Compiled using Free Pascal Compiler 2.6.2-5 (i386), I get the following output:

 1.44000000000000E+001
 1.44000000000000E+001
they are equal
[download]

I don't know if FPC is especially smart at optimizing the mathematical expressions, or especially smart at DWIM output and comparisons on floating point numbers. But it's being smart somehow.

use Moops; class Cow :rw { has name => (default => 'Ermintrude') }; say Cow->new->name

This could be explained by the compiler knowing to perform the constant folding in an order that reduces the risk of loss of precision.

So do the addition and subtraction as separate steps.

- tye        

There must be some behind the scenes DWIMery, because according to the documentation, FreePascal's "real" type maps directly to a standard IEEE 754 "double" on most architectures, and as such, should suffer from the same shortcomings of representing floating point numbers in base 2.




Dave

Go suffers from this problem too. It uses an arbitrary number representation for constants only, which are computed at compile-time.

For example, the following code:

package main

import "fmt"

func main() {

    x := 14.4;
    y := 10.0;

    fmt.Printf("%.49f\n", x)
    fmt.Printf("%.49f\n", x+y-y)
}
[download]

Outputs:

14.4000000000000003552713678800500929355621337890625
14.3999999999999985789145284797996282577514648437500
[download]

"I just don't know any Java"

Me too (not really). So a i used a GUI:

Update: fixed typo.

package Perlmonks;

public class Testomato {
    
    public static void main(String[] args) {
        System.out.printf("%.49f\n",14.4);
        System.out.printf("%.49f\n", 10+14.4-10);
    }

}
[download]

I get:

14,4000000000000000000000000000000000000000000000000
14,3999999999999990000000000000000000000000000000000
[download]

Regards, Karl

«The Crux of the Biscuit is the Apostrophe»

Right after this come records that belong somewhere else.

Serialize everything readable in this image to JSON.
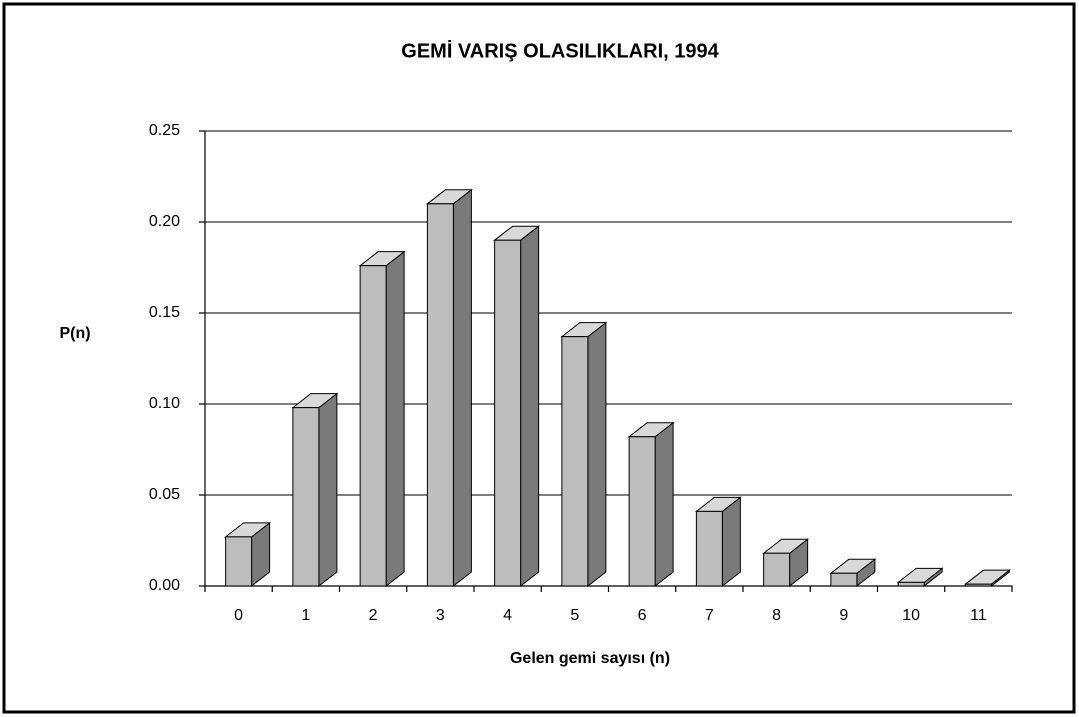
{
  "chart_data": {
    "type": "bar",
    "title": "GEMİ VARIŞ OLASILIKLARI, 1994",
    "x_label": "Gelen gemi sayısı (n)",
    "y_label": "P(n)",
    "categories": [
      "0",
      "1",
      "2",
      "3",
      "4",
      "5",
      "6",
      "7",
      "8",
      "9",
      "10",
      "11"
    ],
    "values": [
      0.027,
      0.098,
      0.176,
      0.21,
      0.19,
      0.137,
      0.082,
      0.041,
      0.018,
      0.007,
      0.002,
      0.001
    ],
    "color": "#bdbdbd",
    "ylim": [
      0,
      0.25
    ],
    "yticks": [
      {
        "value": 0,
        "label": "0.00"
      },
      {
        "value": 0.05,
        "label": "0.05"
      },
      {
        "value": 0.1,
        "label": "0.10"
      },
      {
        "value": 0.15,
        "label": "0.15"
      },
      {
        "value": 0.2,
        "label": "0.20"
      },
      {
        "value": 0.25,
        "label": "0.25"
      }
    ],
    "grid": true
  }
}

Update: Sorry, misread code!

I understand that 'eq' is better, but this question came from a horribly designed test and the '==' operator has to be used.

I think they should be equal but the code isn't coming out as equal?

So for this test ( actual job test question ), what's the proper answer?

Sorry for misreading your question.

It's (again) a floating point problem.

  DB<149> $a=14.4
 => "14.4"

  DB<150> $b=10+$a-10
 => "14.4"

  DB<151> $a-$b
 => "1.77635683940025e-15"
[download]

The mantissa does loose some digits at the end after adding 10 and substracting doesn't bring them back.

A proper test is either to stay integer from the beginning till the end or to calculate the difference and to compare against a threshold (trickier).

Please note how 14.5 doesn't have this problem since 1/2 is a power of 2 (i.e. only 0s are lost when shifting the mantissa)

update

see Re: eq vs == and Humans have too many fingers for more details

Cheers Rolf

( addicted to the Perl Programming Language)

I don’t rightly know what the (stringwise ...) eq operator would do in this obviously-numeric case, and I would not want to find out, even if someone proclaimed that it “worked.”

Clearly, this is just a prototypical example of why you can never (in any programming language other than COBOL) test a fractional number for “exact equality.”   Even if the binary value rounds to exactly the same sequence of printed digits, and thus “to our human eyes” is ‘the same number,’ it is the binary values that are being compared by the computer, and these are almost certain to be “unequal.”

Clearly, this is just a prototypical example of why you can never (in any programming language other than COBOL) test a fractional number for “exact equality.”

Only if by "fractional number" you actually mean floating-point number. It works fine with actual fractional numbers:

$ perl6 -e 'say 10 + 14.4 - 10 == 14.4'
True
[download]

(Perl 6 stores those as actual fractions, and does exact math with them; you only get floating points if the fractions overflow, or if you request them with the scientific notation 14.4e0).

Perl 6 - the future is here, just unevenly distributed

He said "programming language," not multi-decade performance art. COBOL has users.